Precise placement on elevated or uneven terrain
Pedestrians walk in a straight line between connected waypoints. They do not ease up over ramps, they do not follow the contour of the ground, and they do not duck under obstacles. If waypoint A is at the top of a hill and waypoint B is at the bottom with no intermediate points, the pedestrian will walk in a straight line from A to B — which may mean clipping through a slope, floating above a dip, or cutting through a railing.
On tracks with notable elevation, place waypoints densely and precisely where the terrain changes. Each extra waypoint along a slope is a new straight segment, and enough short segments approximate the terrain well enough that the pedestrian stays on the ground. This is one of the rare places in the editor where spacing really does matter.
How the category of a waypoint changes its animation
Type is more than a label. Each category pulls from a different animation library at runtime:
- Standing — neutral idle loops (looking around, shifting weight).
- Walking — pavement walking loops, including short stops.
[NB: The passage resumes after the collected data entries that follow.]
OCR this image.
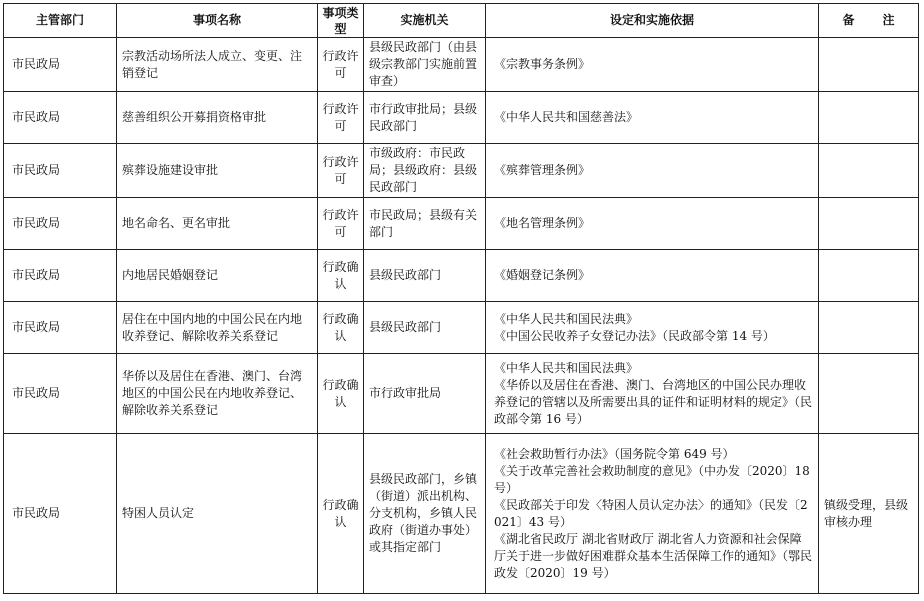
主管部门	事项名称	事项类型	实施机关	设定和实施依据	备 注
市民政局	宗教活动场所法人成立、变更、注销登记	行政许可	县级民政部门（由县级宗教部门实施前置审查）	《宗教事务条例》	

市民政局	慈善组织公开募捐资格审批	行政许可	市行政审批局；县级民政部门	《中华人民共和国慈善法》	

市民政局	殡葬设施建设审批	行政许可	市级政府：市民政局；县级政府：县级民政部门	《殡葬管理条例》	

市民政局	地名命名、更名审批	行政许可	市民政局；县级有关部门	《地名管理条例》	

市民政局	内地居民婚姻登记	行政确认	县级民政部门	《婚姻登记条例》	

市民政局	居住在中国内地的中国公民在内地收养登记、解除收养关系登记	行政确认	县级民政部门	《中华人民共和国民法典》
《中国公民收养子女登记办法》（民政部令第 14 号）	

市民政局	华侨以及居住在香港、澳门、台湾地区的中国公民在内地收养登记、解除收养关系登记	行政确认	市行政审批局	《中华人民共和国民法典》
《华侨以及居住在香港、澳门、台湾地区的中国公民办理收养登记的管辖以及所需要出具的证件和证明材料的规定》（民政部令第 16 号）	

市民政局	特困人员认定	行政确认	县级民政部门，乡镇（街道）派出机构、分支机构，乡镇人民政府（街道办事处）或其指定部门	《社会救助暂行办法》（国务院令第 649 号）
《关于改革完善社会救助制度的意见》（中办发〔2020〕18 号）
《民政部关于印发〈特困人员认定办法〉的通知》（民发〔2021〕43 号）
《湖北省民政厅 湖北省财政厅 湖北省人力资源和社会保障厅关于进一步做好困难群众基本生活保障工作的通知》（鄂民政发〔2020〕19 号）	镇级受理，县级审核办理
- Crew — pit work gestures, tool use, flag signals.
- Spectator — crowd gestures, clapping, head-tracking cars as they pass.
Putting a Spectator waypoint on a pavement produces a character that visually looks wrong (applauding at passing traffic); putting a Walking waypoint in a grandstand produces characters that try to walk through seated neighbours. Pick the type that matches the physical context.
How Animation Sets relate to pedestrian models
The PEDESTRIANS menu is a catalogue of installed pedestrian models and their animation sets. Different models cover different looks (business attire, casual, pit crew uniform, hi-vis marshal). Assigning a specific set to a waypoint or a group of waypoints is how you theme an area — a stand full of racing fans looks different from a stand full of office workers, even if both are Spectator type.
Typical project layouts
Circuit track
Draw two areas of Standing waypoints (grandstands) with high density. Scatter a handful of Crew waypoints around pit boxes. Optionally a few Walking waypoints with connections in the paddock walk zones.
City street
Draw walking areas along pavements at 10 – 15 m spacing, 40 – 60 % density. Connect neighbours in CONNECTIONS. Add individual Standing waypoints at doorways, crossings, and transit stops for variety.
Rural pass
Usually almost nothing. A few Standing waypoints at viewpoints (people taking photographs) and at road-work zones is more atmospheric than an actual crowd.
Testing your work live
Waypoints appear as live characters as soon as the Animated Pedestrians master toggle is on and the cap / render distance allow for it. Drive past your newly authored area to see the result immediately. If nothing appears, check the master toggle first, then raise Max Pedestrians, then Pedestrian Render Distance.
Interaction with other features
- Animated Pedestrians. Consumes these waypoints. All quality / count decisions happen there.
- Walking Mode / Phone. The same waypoints back walkable characters you can move among inside walking mode.
- Performance Preset. Low preset caps pedestrians hard — your crowd may look populated on High and sparse on Low from the same waypoints.
Troubleshooting
- Draw Area does nothing after the fourth click
- Spacing / Density at extreme values can produce zero waypoints. Reset to Spacing 10, Density 100 and try again.
- Pedestrians appear but do not walk
- Missing connections. Add walk paths between neighbouring waypoints in the CONNECTIONS menu.
- Crowd looks too uniform
- Drop Density to 40 – 60 % for gaps, and mix in several models via the PEDESTRIANS menu for visual variety.
- Spectators look like walkers
- Waypoint type is still Walking. Change to Spectator so the correct animation set is used.
- Waypoints are invisible in game
- The master Pedestrians toggle must be on, and Max Pedestrians / Render Distance must be high enough to reach your waypoints.